The product line includes: cleansing wash, cleansing cloths, deodorant spray, body powder, and bath and shower gel. Click on the OUR PRODUCTS box on the website home page and you’ll see this: Meet the products that love your vagina. Oh, really?
These products are not intended, I repeat, not intended for use in the vagina. One would think that the product manufacturer knows this. Why then did they choose a talking vagina, and across-the-board references to the vagina, to convey their product message on the website?
Interestingly, the print and TV ads hold no direct reference to the vagina. The website coyly advises viewers that they can call it “V” for short. It is this moniker and the tagline ” Hail to the V” that crosses over to print and television.
Maybe this was intended as a subtle reference to the other “V” word – vulva . It’s pretty clear this is the body part for which the Summer’s Eve products are intended.
I wanted to know why the creative team at The Richards Group, the ad company responsible for the campaign, chose to use the word vagina instead of vulva. My request for an interview to ask this question was turned down, so instead I asked two colleagues what they thought the reason might be.

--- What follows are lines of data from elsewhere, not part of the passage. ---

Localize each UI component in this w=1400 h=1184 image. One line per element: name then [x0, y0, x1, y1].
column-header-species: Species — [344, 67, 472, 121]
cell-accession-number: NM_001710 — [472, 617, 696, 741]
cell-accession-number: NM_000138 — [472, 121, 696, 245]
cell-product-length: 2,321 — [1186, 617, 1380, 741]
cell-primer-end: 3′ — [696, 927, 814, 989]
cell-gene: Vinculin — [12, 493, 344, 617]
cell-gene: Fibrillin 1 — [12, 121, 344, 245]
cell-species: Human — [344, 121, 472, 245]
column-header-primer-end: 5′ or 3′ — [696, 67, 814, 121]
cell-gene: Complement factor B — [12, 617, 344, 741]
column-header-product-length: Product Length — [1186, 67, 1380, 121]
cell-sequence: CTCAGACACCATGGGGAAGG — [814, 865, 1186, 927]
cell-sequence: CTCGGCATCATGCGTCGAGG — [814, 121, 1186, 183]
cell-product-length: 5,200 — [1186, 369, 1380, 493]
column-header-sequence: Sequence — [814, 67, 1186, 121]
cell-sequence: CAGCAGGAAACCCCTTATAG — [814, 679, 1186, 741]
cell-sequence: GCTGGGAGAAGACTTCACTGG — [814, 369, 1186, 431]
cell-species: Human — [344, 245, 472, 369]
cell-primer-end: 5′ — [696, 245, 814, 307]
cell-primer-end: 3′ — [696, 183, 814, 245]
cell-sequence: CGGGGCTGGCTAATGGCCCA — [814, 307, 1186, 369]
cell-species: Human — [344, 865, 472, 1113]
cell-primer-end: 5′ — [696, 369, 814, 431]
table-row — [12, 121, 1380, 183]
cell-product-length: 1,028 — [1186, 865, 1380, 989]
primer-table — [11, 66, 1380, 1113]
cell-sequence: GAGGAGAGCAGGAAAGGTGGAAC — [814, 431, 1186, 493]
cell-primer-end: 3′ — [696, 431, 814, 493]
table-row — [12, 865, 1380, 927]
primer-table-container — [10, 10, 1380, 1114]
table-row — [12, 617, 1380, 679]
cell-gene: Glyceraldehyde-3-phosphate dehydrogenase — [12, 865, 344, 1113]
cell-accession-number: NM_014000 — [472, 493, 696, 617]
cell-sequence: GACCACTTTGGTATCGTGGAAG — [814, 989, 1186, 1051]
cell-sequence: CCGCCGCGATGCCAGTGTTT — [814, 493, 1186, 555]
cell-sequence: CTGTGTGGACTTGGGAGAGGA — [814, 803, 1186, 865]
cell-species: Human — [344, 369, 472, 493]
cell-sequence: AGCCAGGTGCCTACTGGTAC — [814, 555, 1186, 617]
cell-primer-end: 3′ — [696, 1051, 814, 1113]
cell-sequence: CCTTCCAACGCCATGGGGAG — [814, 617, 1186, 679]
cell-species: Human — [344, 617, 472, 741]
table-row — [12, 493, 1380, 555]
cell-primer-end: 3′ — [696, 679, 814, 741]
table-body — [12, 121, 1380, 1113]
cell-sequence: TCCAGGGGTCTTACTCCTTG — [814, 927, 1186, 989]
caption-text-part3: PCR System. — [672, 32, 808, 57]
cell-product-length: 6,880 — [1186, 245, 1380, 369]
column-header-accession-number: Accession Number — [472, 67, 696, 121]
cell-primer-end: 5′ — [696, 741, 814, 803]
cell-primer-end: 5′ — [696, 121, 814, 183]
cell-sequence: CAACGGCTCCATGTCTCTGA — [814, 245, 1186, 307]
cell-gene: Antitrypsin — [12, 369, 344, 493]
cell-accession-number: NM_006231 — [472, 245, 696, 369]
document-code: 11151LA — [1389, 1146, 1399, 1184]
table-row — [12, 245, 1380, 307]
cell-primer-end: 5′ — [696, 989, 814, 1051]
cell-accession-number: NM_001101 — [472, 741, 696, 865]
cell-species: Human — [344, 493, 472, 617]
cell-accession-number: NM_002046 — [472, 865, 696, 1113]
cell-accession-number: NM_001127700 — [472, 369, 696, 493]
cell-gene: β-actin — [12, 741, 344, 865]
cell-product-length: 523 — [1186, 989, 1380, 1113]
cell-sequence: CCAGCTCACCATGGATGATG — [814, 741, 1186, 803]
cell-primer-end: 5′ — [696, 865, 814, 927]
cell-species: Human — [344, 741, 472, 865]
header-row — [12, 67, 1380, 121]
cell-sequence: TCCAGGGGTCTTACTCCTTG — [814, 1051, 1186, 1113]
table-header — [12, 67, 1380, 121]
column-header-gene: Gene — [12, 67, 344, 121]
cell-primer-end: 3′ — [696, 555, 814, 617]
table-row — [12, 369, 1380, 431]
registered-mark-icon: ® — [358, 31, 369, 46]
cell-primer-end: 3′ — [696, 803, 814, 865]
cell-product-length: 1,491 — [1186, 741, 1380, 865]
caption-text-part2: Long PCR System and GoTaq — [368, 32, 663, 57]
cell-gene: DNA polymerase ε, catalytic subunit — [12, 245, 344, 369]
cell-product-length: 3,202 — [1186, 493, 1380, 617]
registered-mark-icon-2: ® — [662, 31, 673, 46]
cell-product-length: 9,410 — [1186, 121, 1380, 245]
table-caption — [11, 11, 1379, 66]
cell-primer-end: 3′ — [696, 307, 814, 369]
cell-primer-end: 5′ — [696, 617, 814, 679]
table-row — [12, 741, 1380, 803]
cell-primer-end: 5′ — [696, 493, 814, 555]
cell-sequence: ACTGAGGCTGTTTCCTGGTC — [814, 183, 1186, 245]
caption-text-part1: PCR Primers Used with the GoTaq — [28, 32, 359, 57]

Valerie Barr, veteran sexual health educator and training centre manager at Calgary Sexual Health Centre, suspects it’s because vagina is assumed to mean what is actually the vulva. She says, “I believe this assumption, or taken-for-granted use of the term, serves to avoid discussion of the clitoris and therefore, female sexual response.” Barr says she thinks it demonstrates that in our culture we continue to be unconsciously uncomfortable with women being sexual beings.
Rebecca Chalker, female anatomy expert and author of The Clitoral Truth, also believes that fear of the word clitoris has much to do with it. ”Clitoris is the most toxic word in the English language, and to this day is considered obscene and too offensive to be used in the media. Just try it on people,” she says.
“Eve Ensler (author of The Vagina Monologues) made the vagina safe for the general public – even she did not use the C–word. Vagina has now become the default reference for everything ‘down there.’ Those ad guys are no different. Perhaps they’re just using the default because that’s what they think people can relate to most readily,” Chalker says.
Although vulva is the accurate word to describe the female body part intended to benefit from the Summer’s Eve product line, Chalker says, “It would be a tragedy if vulva becomes the new default. In anatomical parlance vulva just means covering.”
All of this proves that Summer’s Eve Vaginaland is a minefield, and incredibly more complex than the silly campaign would have us believe. Marketing femcare products has always been a challenge for advertisers, but that’s another story.
In deciding to pull the aforementioned videos from the campaign, Stacie Barnett, Richards Group PR Executive, told Adweek that the backlash “had begun to overshadow the message and goal of the larger campaign – to educate women about their anatomy and break down taboos in talking about it….”
Well, the educational value of the ”Hail to the V” campaign is in question, and we’re still not talking about the right body part.